One of our opinion staff writers interviewed the creator of @endpathpoints – an Instagram account that aims to reform UD’s housing system. Photo in cover graphic taken by Christian Cubacub
Opinions Staff Writer
On my second day as a student here at the University of Dayton, a student orientation leader strongly advised me and my peers to sign up for special interest housing in the coming spring. At the time, I thought it was an odd thing to bring up, considering there are a few hoops to jump through if I went that route. But as I turn the corner of my first year at UD, it has become increasingly apparent that the tip I was given was more of a warning. This was my first introduction to the widely-held antipathy from students toward PATH points. Although I have only had a semester and change to collect PATH points, I have had enough of a taste to sour the housing process for me entirely.
Being a first-year student, I came to the university with excitement to have so many opportunities to be a part of clubs, organizations, and jobs that were not offered when I was in high school. And of course, I made the common freshman mistake of joining way too many. But eventually, the dust settled, and I found my place on campus. That was until the reality of PATH point collection set in. I want to have a decent housing choice for next year, as does everyone else, but I also have to attend my classes, do my homework, write papers, study, participate in clubs, work a campus job, make friends, and somehow sleep and eat between all of that. It should not come as a shock to anyone who has experienced the bustle of the University of Dayton when I say I have been to exactly one PATH point-eligible event all year.
Call it observation bias, but as I prepared to write this piece on my distaste for AVIATE’s flawed housing system, I could not help but notice the universal agreement amongst my peers. My roommate apologized for falling behind on points because she had class obligations that week. A classmate of mine mentioned the PATH point system when my teacher asked us to identify issues on campus for our public relations class. I even got a follow on Instagram from an account that goes by the tag @endpathpoints. This is when I really became curious. Before, I could write off point collecting as an annoyance or just another thing that us college kids complain about, but now, someone is taking action.

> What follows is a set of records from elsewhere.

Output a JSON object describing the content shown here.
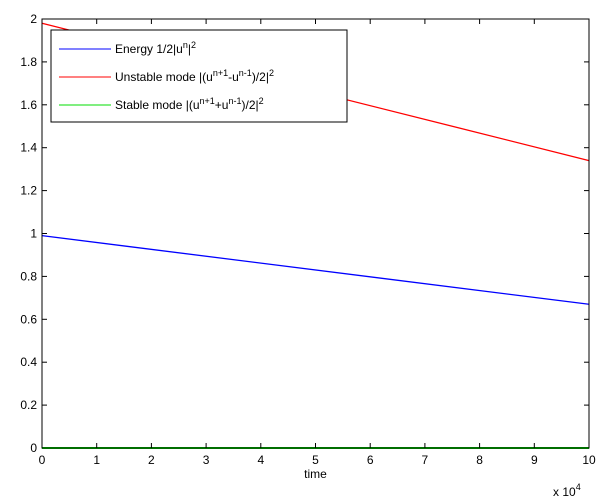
{
  "chart_data": {
    "type": "line",
    "xlabel": "time",
    "x_multiplier": "x 10",
    "x_multiplier_exp": "4",
    "xlim": [
      0,
      10
    ],
    "ylim": [
      0,
      2
    ],
    "x_ticks": [
      "0",
      "1",
      "2",
      "3",
      "4",
      "5",
      "6",
      "7",
      "8",
      "9",
      "10"
    ],
    "y_ticks": [
      "0",
      "0.2",
      "0.4",
      "0.6",
      "0.8",
      "1",
      "1.2",
      "1.4",
      "1.6",
      "1.8",
      "2"
    ],
    "grid": false,
    "legend_position": "top-left",
    "series": [
      {
        "name": "Energy 1/2|u^n|^2",
        "legend": {
          "base": "Energy 1/2|u",
          "sup1": "n",
          "mid": "|",
          "sup2": "2"
        },
        "color": "#0000ff",
        "x": [
          0,
          10
        ],
        "y": [
          0.99,
          0.67
        ]
      },
      {
        "name": "Unstable mode |(u^{n+1}-u^{n-1})/2|^2",
        "legend": {
          "p1": "Unstable mode |(u",
          "s1": "n+1",
          "p2": "-u",
          "s2": "n-1",
          "p3": ")/2|",
          "s3": "2"
        },
        "color": "#ff0000",
        "x": [
          0,
          10
        ],
        "y": [
          1.98,
          1.34
        ]
      },
      {
        "name": "Stable mode |(u^{n+1}+u^{n-1})/2|^2",
        "legend": {
          "p1": "Stable mode |(u",
          "s1": "n+1",
          "p2": "+u",
          "s2": "n-1",
          "p3": ")/2|",
          "s3": "2"
        },
        "color": "#00dd00",
        "x": [
          0,
          10
        ],
        "y": [
          0,
          0
        ]
      }
    ]
  }
}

I sat down with the creator of the @endpathpoints account and subsequent movement to learn all that I could about how AVIATE is impacting the students across campus. The owner wished to remain anonymous in order to reflect their desire for the account to be a student collective rather than an individual effort. With that being said, here’s what I learned from the interview.
Created almost a month ago, the account aims to vocalize the collective complaints of students, because as it turns out, nearly everyone has an adverse personal encounter with the AVIATE system. In such a short amount of time, @endpathpoints has already garnered over 350 followers with hopes to double that number by the time the Student Government spring elections come around in a couple months. The reason why the election cycle is so important is SGA representatives are the ones who can put pressure on the administration here at UD. This is seemingly the only way to grant the students their wishes of a fairer housing system. When asked about their interaction with the SGA, the account owner explained that representatives have “The same gut feeling inside most of them. The [difference] is that I am saying the quiet part out loud.”
According to the posts found on the @endpathpoints Instagram, the major concerns of the campaign are point inflation, long lines, point hunting, zero follow up, and student time management. The fact of the matter is that students are not attending events to take anything away from them; they are solely there to get a QR code scanned. No information is retained in this process, leading to the issue of point hunting and a lack of an interest in what is being taught at the event. Not to mention, each PATH event is a three hour chunk of our valuable time when you factor in the two hours you have to wait to even get a seat. “It’s disrespectful to our time… it’s disrespectful to our dignity… it’s disrespectful to our Marianist value of the common good,” according to the leader of the campaign, and it is clear to see how true this is when our time is currency and our attention is in competition. Respect is to be earned, not bought by ill-motivated self interest.
The truth can be a hard pill to swallow. A member of SGA told @endpathpoints that programs like AVIATE are estimated to cost the university several million dollars. Subsequently, AVIATE also costs student time. In the interview, we discussed that the best thing for our students would be to reallocate the money and time from PATH events to broaden the mental health resources on campus to ensure happy and healthy Flyers.
In a 2014 poll conducted by Flyer News, the AVIATE and PATH programs had a 71% disapproval rate, which I can only assume has increased as the system has continued. Moving forward, to satisfy the students, something needs to give. In an ideal world, @endpathpoints would like to hold to its namesake and return to a fair and decent lottery system. Realistically, the campaign will press for an increase in online modules that will be more flexible and accommodating with student schedules. This would in turn bring respect back to speaker events for both the guest presenters and the students who genuinely care about what they are saying. To use @endpathpoints’s words, “Showing up is not enough… You need to bring heart. You need to bring soul to these events.” It’s time that the Flyers stand up for fairer housing and a community that values collective respect.